How do I get a free criminal defense lawyer?
This short article was prepared by St. Mary's University School of Law, Center for Legal and Social Justice. It contains basic information only. If you have specific questions about the criminal justice system, contact a lawyer who practices in that area.
If you are indigent—not financially able to employ counsel, as defined by Texas Code of Criminal Procedure article 1.051(b)—and charged with a criminal offense higher than a class C misdemeanor, you are entitled to representation by a court-appointed lawyer. If you don’t have court-appointed counsel by your first court appearance, tell the court, right then, that you are indigent (that is, unable to afford a lawyer), and would like the court to appoint a lawyer for you. Under these circumstances, you can get your next hearing rescheduled, if you ask for it, to give you time to meet with your court-appointed lawyer about your case.

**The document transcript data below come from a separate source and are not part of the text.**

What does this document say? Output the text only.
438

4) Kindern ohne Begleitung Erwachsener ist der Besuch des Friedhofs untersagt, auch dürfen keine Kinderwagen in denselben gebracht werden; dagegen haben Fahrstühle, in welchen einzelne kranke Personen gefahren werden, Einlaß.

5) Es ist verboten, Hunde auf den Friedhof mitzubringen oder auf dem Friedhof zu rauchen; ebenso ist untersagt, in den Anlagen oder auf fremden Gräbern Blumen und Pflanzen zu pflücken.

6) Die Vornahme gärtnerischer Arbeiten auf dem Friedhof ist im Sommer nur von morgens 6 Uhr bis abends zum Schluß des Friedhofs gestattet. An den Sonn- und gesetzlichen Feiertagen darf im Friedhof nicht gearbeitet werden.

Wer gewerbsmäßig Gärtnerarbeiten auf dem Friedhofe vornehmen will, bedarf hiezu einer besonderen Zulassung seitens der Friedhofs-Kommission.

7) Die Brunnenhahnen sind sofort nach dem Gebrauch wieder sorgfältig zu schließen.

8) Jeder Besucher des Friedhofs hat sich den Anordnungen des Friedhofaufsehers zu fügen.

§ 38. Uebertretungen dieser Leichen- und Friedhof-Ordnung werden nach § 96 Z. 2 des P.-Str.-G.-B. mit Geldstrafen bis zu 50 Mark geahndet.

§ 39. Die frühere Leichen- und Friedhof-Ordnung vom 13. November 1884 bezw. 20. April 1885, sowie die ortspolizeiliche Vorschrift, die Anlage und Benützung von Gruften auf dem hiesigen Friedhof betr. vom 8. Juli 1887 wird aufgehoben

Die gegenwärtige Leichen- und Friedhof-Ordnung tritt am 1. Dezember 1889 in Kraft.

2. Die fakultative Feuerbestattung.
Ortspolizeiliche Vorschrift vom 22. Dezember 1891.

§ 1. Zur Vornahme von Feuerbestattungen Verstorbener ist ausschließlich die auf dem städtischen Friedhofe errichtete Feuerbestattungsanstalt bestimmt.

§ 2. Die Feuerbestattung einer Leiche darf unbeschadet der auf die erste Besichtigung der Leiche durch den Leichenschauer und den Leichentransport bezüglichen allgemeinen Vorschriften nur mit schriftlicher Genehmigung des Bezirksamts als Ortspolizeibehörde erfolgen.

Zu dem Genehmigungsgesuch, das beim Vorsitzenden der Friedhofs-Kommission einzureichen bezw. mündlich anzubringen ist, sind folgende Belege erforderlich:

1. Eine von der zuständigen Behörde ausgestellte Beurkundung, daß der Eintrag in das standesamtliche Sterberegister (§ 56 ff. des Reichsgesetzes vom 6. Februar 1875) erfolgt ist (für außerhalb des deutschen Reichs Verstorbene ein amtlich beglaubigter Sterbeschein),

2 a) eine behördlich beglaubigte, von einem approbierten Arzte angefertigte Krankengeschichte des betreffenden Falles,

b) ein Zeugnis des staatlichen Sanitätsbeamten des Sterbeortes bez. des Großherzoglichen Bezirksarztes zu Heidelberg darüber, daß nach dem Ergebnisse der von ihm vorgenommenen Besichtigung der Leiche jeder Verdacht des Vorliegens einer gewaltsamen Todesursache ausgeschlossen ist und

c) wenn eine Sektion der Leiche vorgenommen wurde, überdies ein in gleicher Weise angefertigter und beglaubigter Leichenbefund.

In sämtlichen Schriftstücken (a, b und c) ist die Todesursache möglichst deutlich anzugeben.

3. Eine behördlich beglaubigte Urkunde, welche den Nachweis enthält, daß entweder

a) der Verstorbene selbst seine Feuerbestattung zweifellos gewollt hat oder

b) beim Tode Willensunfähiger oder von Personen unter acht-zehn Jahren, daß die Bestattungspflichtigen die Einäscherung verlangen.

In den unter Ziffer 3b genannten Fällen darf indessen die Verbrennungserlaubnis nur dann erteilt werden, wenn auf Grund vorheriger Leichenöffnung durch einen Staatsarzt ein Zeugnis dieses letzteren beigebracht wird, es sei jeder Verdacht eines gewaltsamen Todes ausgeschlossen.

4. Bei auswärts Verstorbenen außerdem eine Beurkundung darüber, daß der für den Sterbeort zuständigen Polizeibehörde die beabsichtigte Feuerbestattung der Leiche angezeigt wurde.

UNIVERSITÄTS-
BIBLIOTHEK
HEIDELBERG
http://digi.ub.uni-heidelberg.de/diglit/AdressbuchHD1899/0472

Be aware that the exact procedures for requesting court-appointed lawyers vary from county to county.
Unfortunately, if you are indigent and have asked for a court-appointed lawyer, you have no legal right to a court-appointed lawyer of your own choosing. So if you don’t like your court-appointed lawyer or disagree with how they are representing you, you have no right to substitute a different court-appointed lawyer.
You can ask the court to provide you a different lawyer, but the court is not obligated to do so, and may reject your request. In that event, you might be able to obtain pro bono legal representation from other legal agencies, such as local legal aid offices, civil rights groups, and law school clinical programs.